During the year of Mercy in 2016, I was all about Divine Mercy. I had my pictures of Jesus with the red and white rays emanating from his heart in a couple different rooms in my house. I even gifted many of these that year to my older children and anyone else I thought could benefit from that image. I devoured the Divine Mercy for Moms book by Emily Jaminet and Michele Faehnle. My part-time job as “video producer” for the Catholic Conference 4 Moms had me filming and editing over a dozen talks on mercy that year, as that was the theme for the online conference. If you can imagine editing a presentation sentence by sentence, repeating those often, and writing out quotes, then you can imagine how well I knew these stories of incredible witnesses to God’s Divine Mercy and the lessons they shared. In addition, I led a group from our parish in a 33 Days to Morning Glory retreat by Fr. Michael Gaitley, a Marian Missionary of Divine Mercy.
Yes, I was full of mercy! What a grace!
My husband even said to me several times that year that he “noticed” that I had become more tender and might I say, “merciful.” This is an absolute miracle. Usually those so close to us don’t get a chance to witness our good lives because often we are at our worst when we are with them. Sadly, this is almost always the case for me, except during that year of mercy.
One could say that like the Grinch, my heart grew three sizes that year.
But what happened to me? Now, I’m crabby as ever to my husband. My Divine Mercy picture of Jesus on my desk got buried under papers and books. This is the perfect analogy of what happened to me and my brush with mercy. I got busy, lazy, and basically quit paying attention to any concept of God’s merciful love for me and that response of being merciful to others.
Thank you, Jesus, for a recent wake-up call–or make that three of them! First of all, my friends Emily and Michele, who wrote Divine Mercy for Moms recently put together another book about God’s mercy and St. Faustina. I was privileged to read an advance copy. Being familiar with many of the stories the book, I was able to relive some of those witness accounts.
Second, I was “forced” (not really, but because of my connections to the hosting place) to be put on a committee in charge of hosting a Fr. Michael Gaitley Mercy and Mary Retreat. Another bell goes off in my head — remember after the 33 Days to Morning Glory, I consecrated myself to Mary. Have I thought about that prayer and commitment in awhile?

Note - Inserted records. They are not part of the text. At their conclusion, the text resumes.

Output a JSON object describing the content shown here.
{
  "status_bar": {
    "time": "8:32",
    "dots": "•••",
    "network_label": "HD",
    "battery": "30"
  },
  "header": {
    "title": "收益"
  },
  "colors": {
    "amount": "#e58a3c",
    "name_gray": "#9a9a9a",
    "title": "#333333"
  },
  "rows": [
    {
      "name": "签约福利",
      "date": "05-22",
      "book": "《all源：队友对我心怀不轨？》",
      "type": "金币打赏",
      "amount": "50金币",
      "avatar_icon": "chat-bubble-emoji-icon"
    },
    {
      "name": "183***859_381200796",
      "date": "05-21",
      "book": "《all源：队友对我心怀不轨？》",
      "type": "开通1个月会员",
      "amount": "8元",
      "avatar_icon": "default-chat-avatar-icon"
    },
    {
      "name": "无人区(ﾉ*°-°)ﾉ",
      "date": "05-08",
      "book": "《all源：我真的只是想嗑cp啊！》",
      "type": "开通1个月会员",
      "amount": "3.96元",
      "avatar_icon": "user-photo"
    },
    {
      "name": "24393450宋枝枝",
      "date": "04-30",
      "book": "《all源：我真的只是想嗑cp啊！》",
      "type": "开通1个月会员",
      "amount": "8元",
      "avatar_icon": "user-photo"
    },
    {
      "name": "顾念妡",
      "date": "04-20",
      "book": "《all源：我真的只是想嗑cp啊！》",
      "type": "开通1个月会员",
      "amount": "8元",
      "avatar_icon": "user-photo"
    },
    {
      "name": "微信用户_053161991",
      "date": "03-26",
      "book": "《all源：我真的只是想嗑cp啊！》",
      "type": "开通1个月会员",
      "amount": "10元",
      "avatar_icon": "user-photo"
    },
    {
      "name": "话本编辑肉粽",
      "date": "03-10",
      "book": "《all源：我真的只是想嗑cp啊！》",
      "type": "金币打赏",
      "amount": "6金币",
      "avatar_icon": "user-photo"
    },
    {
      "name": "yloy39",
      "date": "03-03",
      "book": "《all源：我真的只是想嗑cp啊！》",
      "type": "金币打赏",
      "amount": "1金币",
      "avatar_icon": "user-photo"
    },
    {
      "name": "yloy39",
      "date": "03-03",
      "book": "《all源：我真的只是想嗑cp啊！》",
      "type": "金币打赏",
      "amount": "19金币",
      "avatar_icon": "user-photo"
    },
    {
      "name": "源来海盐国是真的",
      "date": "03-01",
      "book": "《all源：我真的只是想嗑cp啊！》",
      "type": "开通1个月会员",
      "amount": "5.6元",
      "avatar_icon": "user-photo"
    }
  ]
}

And then I looked to my calendar to make my plans for the Triduum and Divine Mercy Sunday. Yes, just around the corner, a week from Easter, is Divine Mercy Sunday! This is the day that is especially set aside to remember and celebrate all of these things related to this Mercy of God.
For someone who had all these “Divine Mercy” devotions down a few years ago, I sadly realize that I’ve totally forgotten that these were even a thing. Again, I am so thankful for the Church’s wisdom in celebrating events in the Liturgical year. Divine Mercy Sunday is to bring to mind all of these devotions, but most importantly, to benefit from St. Faustina’s urgent message to all of us, summed up here by me: God’s merciful love is for all of us, and we can completely give ourselves to this knowledge.
Here’s how I am going to “start over” and live in God’s mercy!
- Dust off that Divine Mercy picture! It’s worth having this image where you will see it and be reminded of this message. Who doesn’t need to see these words, “Jesus, I trust in You?” Jesus gave this image to St. Faustina to give to us because he knew that we need all the reminders we can get. When I feel despair or sadness or disappointment, I can easily look on my desk at those words and make them my prayer.
- Honor the hour of mercy. Our Lord died on the cross at 3:00 in the afternoon making that hour a sacred and holy time. Ideally, we’d like to use that whole hour to meditate and remember what Christ sacrifice, but we know this isn’t always possible. We can however just give a “holy minute” to Jesus during this time, like my friend Allison Gingras does. She sets her alarm on her phone to go off at 3:00. This reminds her to say a small prayer or part of the Divine Mercy Chaplet.
- Which leads to my third suggestion. Pray the Divine Mercy Chaplet. In our family, we replace our Rosary saying during the Easter season with the Divine Mercy Chaplet. And what a mercy that is because it is so much shorter! And before you think we faithfully say the Rosary every day, let me fix that misconception. We usually say the Rosary just once a week on Sundays — not always, but usually. And with the chaplet fresh on your mind from saying it with the family, you may want to continue it on your own throughout your week, driving in your car, doing laundry, when you can’t sleep at night. The Divine Mercy app works great for this.
I’m counting on using these little reminders so that I may come often into my Merciful Father’s arms. I pray that he can transform me to be an agent of His mercy to my family and all that I meet, especially to my husband! (And may that image never get dusty or buried again!)